Na atividade de telecomunicações, as mulheres compõem a maior parcela dos empregos com mais baixas remunerações, embora estejam com participação expressiva nos cargos de melhores salários. Em 2004, observou-se que 60% das mulheres e 40% dos homens ocupavam cargos com remuneração de até cinco salários mínimos, sendo que 29% das mulheres e 18% dos homens estão na faixa de rendimentos de até dois salários mínimos. Chama atenção, contudo, que, na faixa intermediária de rendimento (entre cinco e dez salários mínimos), a participação de homens e mulheres foi idêntica (18%). A maior desigualdade, em termos de remuneração, ocorre nas faixas mais elevadas, em que 19% das mulheres e 38% dos homens estão nas faixas de rendimento superiores a dez salários mínimos. Convém destacar que a participação das mulheres nas atividades de telecomunicações cresceu nos últimos anos, e que, no caso dos homens, muitos são remanescentes das empresas estatais e do período em que as empresas estavam se ajustando, apresentando, por tais razões, em alguns casos, salários inflacionados em relação ao mercado das telecomunicações. A tendência recente, segundo os sindicatos, é que as empresas cada vez mais padronizem as remunerações, evitando que trabalhadores recebam remunerações diferenciadas para executar uma mesma função.

 

 

O incremento de trabalhadores mais jovens teve forte repercussão sobre a redução da idade média dos empregados no mercado de trabalho das telecomunicações, o que parece estar relacionado à comercialização dos novos produtos de tecnologia avançada e serviços de curto ciclo de vida, que entram e saem do mercado rapidamente.
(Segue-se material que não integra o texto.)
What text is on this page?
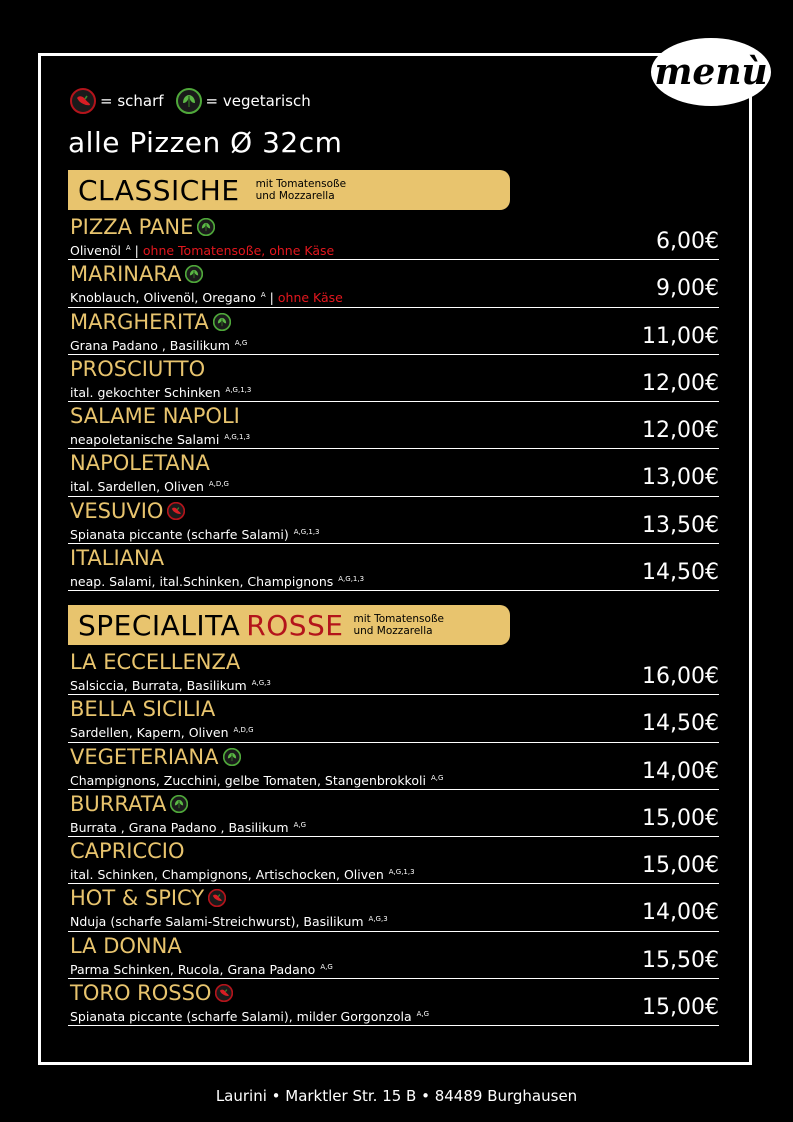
menù
= scharf	= vegetarisch
alle Pizzen Ø 32cm
CLASSICHE	mit Tomatensoße
und Mozzarella
PIZZA PANE
Olivenöl $^A$ | ohne Tomatensoße, ohne Käse	6,00€
MARINARA
Knoblauch, Olivenöl, Oregano $^A$ | ohne Käse	9,00€
MARGHERITA
Grana Padano , Basilikum $^{A,G}$	11,00€
PROSCIUTTO
ital. gekochter Schinken $^{A,G,1,3}$	12,00€
SALAME NAPOLI
neapoletanische Salami $^{A,G,1,3}$	12,00€
NAPOLETANA
ital. Sardellen, Oliven $^{A,D,G}$	13,00€
VESUVIO
Spianata piccante (scharfe Salami) $^{A,G,1,3}$	13,50€
ITALIANA
neap. Salami, ital.Schinken, Champignons $^{A,G,1,3}$	14,50€
SPECIALITA ROSSE mit Tomatensoße
und Mozzarella
LA ECCELLENZA
Salsiccia, Burrata, Basilikum $^{A,G,3}$	16,00€
BELLA SICILIA
Sardellen, Kapern, Oliven $^{A,D,G}$	14,50€
VEGETERIANA
Champignons, Zucchini, gelbe Tomaten, Stangenbrokkoli $^{A,G}$	14,00€
BURRATA
Burrata , Grana Padano , Basilikum $^{A,G}$	15,00€
CAPRICCIO
ital. Schinken, Champignons, Artischocken, Oliven $^{A,G,1,3}$	15,00€
HOT & SPICY
Nduja (scharfe Salami-Streichwurst), Basilikum $^{A,G,3}$	14,00€
LA DONNA
Parma Schinken, Rucola, Grana Padano $^{A,G}$	15,50€
TORO ROSSO
Spianata piccante (scharfe Salami), milder Gorgonzola $^{A,G}$	15,00€
Laurini • Marktler Str. 15 B • 84489 Burghausen
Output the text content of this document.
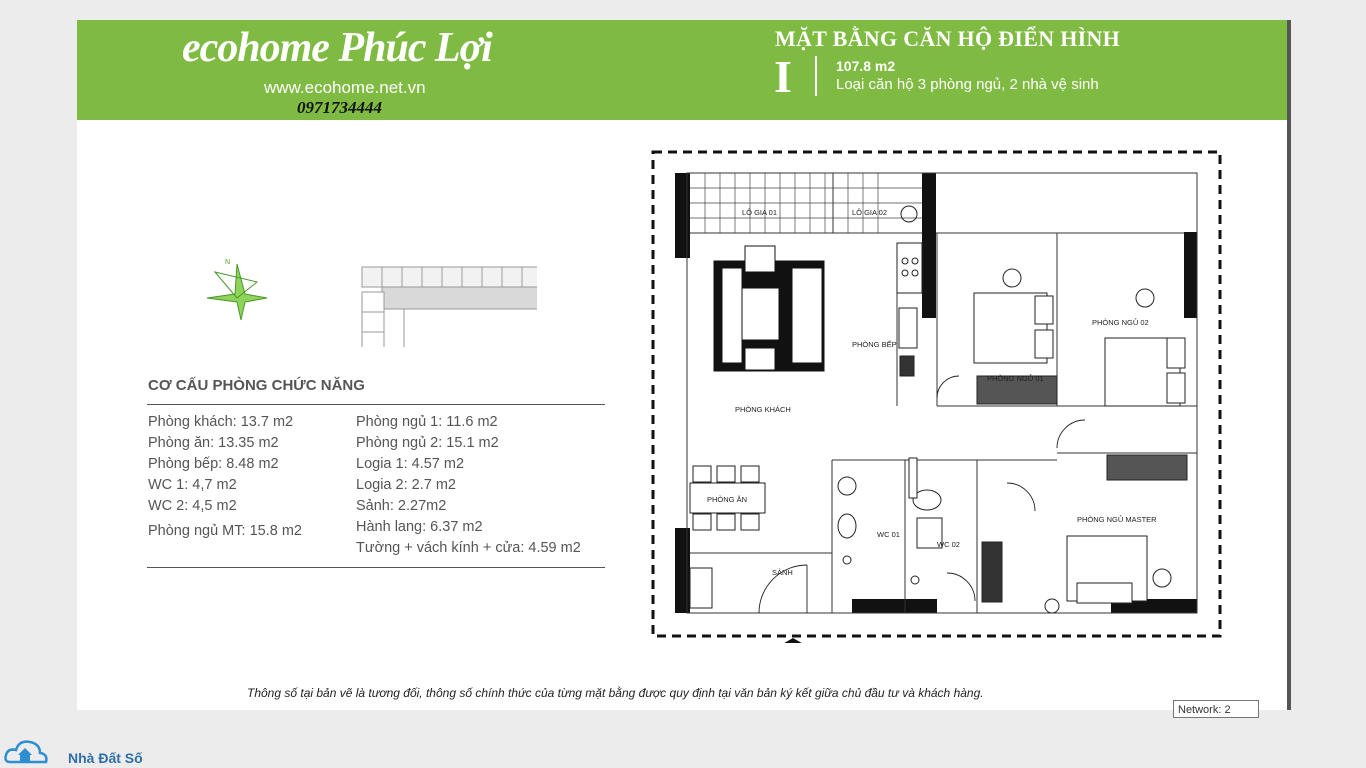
ecohome Phúc Lợi
www.ecohome.net.vn
0971734444
MẶT BẰNG CĂN HỘ ĐIỂN HÌNH
I	107.8 m2
Loại căn hộ 3 phòng ngủ, 2 nhà vệ sinh
N
CƠ CẤU PHÒNG CHỨC NĂNG
Phòng khách: 13.7 m2
Phòng ăn: 13.35 m2
Phòng bếp: 8.48 m2
WC 1: 4,7 m2
WC 2: 4,5 m2
Phòng ngủ MT: 15.8 m2
Phòng ngủ 1: 11.6 m2
Phòng ngủ 2: 15.1 m2
Logia 1: 4.57 m2
Logia 2: 2.7 m2
Sảnh: 2.27m2
Hành lang: 6.37 m2
Tường + vách kính + cửa: 4.59 m2
LÔ GIA 01	LÔ GIA 02
PHÒNG KHÁCH
PHÒNG BẾP
PHÒNG NGỦ 01
PHÒNG NGỦ 02
PHÒNG ĂN
WC 01
WC 02
PHÒNG NGỦ MASTER
SẢNH
Thông số tại bản vẽ là tương đối, thông số chính thức của từng mặt bằng được quy định tại văn bản ký kết giữa chủ đầu tư và khách hàng.
Network: 2
Nhà Đất Số
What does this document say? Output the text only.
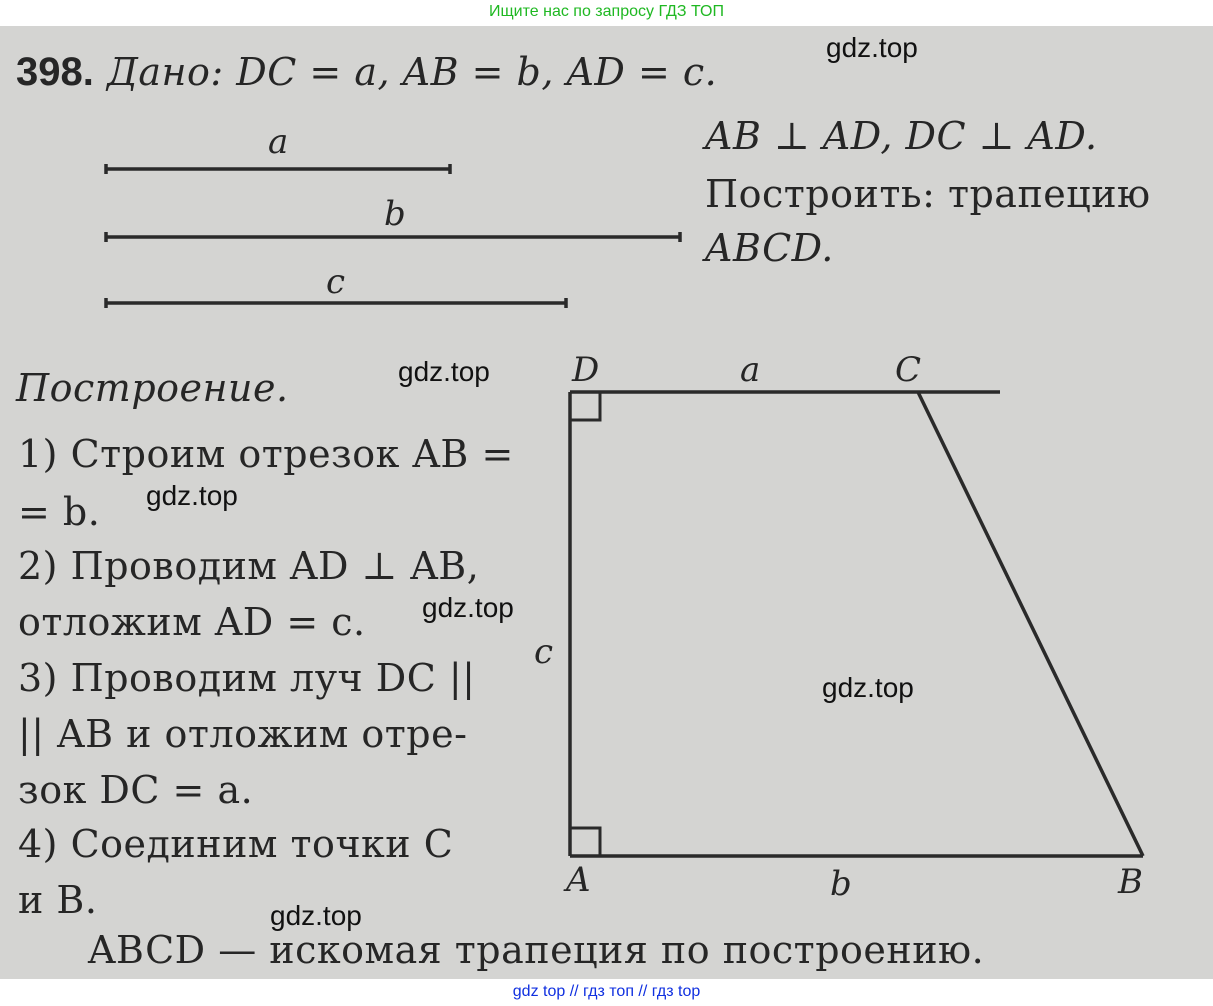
Ищите нас по запросу ГДЗ ТОП
398. Дано: DC = a, AB = b, AD = c.
AB ⊥ AD, DC ⊥ AD.
Построить: трапецию
ABCD.
a
b
c
D	C
A	B
a
c
b
Построение.
1) Строим отрезок AB =
= b.
2) Проводим AD ⊥ AB,
отложим AD = c.
3) Проводим луч DC ||
|| AB и отложим отре-
зок DC = a.
4) Соединим точки C
и B.
ABCD — искомая трапеция по построению.
gdz.top
gdz.top
gdz.top
gdz.top
gdz.top
gdz.top
gdz top // гдз топ // гдз top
Em 1996, os empregados da atividade de telecomunicações com mais de quarenta anos de idade chegaram a representar 48% do contingente, participação que foi sendo reduzida gradualmente nos anos seguintes, quando chegou a 23% e 22%, em 2002 e 2004, respectivamente, muito em razão das aposentadorias e demissões voluntárias entre 1996 e 1998. A participação de empregados entre trinta e trinta e nove anos sofreu a menor modificação, embora tenha também reduzido, passando de 36%, em 1994, para 30%, em 2004.

 

Gráfico 11

 

A redução de empregados dos estratos mais elevados de idade foi acompanhada pelo aumento dos empregados com menos de trinta anos de idade, os quais, em 1994, representavam 18% e passaram a representar quase 50% dos trabalhadores das atividades de telecomunicações, em 2004. Os empregados com até vinte e quatro anos passaram de 7% em 1994 para 23% em 2004, participação maior do que a dos empregados com mais de 40 anos. A redução da participação dos empregados com mais de quarenta anos, nas atividades de telecomunicações, implica que a idade média no setor, em 2004, seja de trinta e dois anos de idade, mais baixa que a do mercado de trabalho formal e que a do setor de serviços, em que a idade média dos empregados foi, respectivamente, trinta e cinco e trinta e sete anos.

 

 

As atividades de telecomunicações apresentam um mercado de trabalho que é mais aberto à inserção de trabalhadores mais jovens, quando comparado com o mercado de trabalho formal do Brasil e do setor de serviços. A atividade de telecomunicações também passou a se caracterizar por um contingente de trabalhadores com maior qualificação, considerando-se o crescimento expressivo em termos de escolaridade formal. Ou seja, houve, no período pós-privatização, a substituição de empregados com maior idade por trabalhadores mais jovens e com maior escolaridade. Em 2004, os empregados com ensino superior completo chegaram a 34%, e quase 20% estão cursando o ensino superior ou cursaram parte do ensino superior. Esse retrato demonstra a implementação dos maiores níveis de educação formal na atividade de telecomunicações em relação ao seu passado recente, embora, em 1994, já fosse alta a participação de empregados com escolarização superior (18,5%). A participação dos empregados com escolarização média não sofreu mudança significativa no período analisado, mantendo-se em torno de 40%. Em 1994, mais de 30% dos empregados havia concluído, no máximo, o ensino fundamental, sendo que 7,6% eram analfabetos. Em 2004, não havia mais empregados analfabetos, e o percentual de empregados com formação inferior ao ensino médio foi reduzido de 27% para 7%.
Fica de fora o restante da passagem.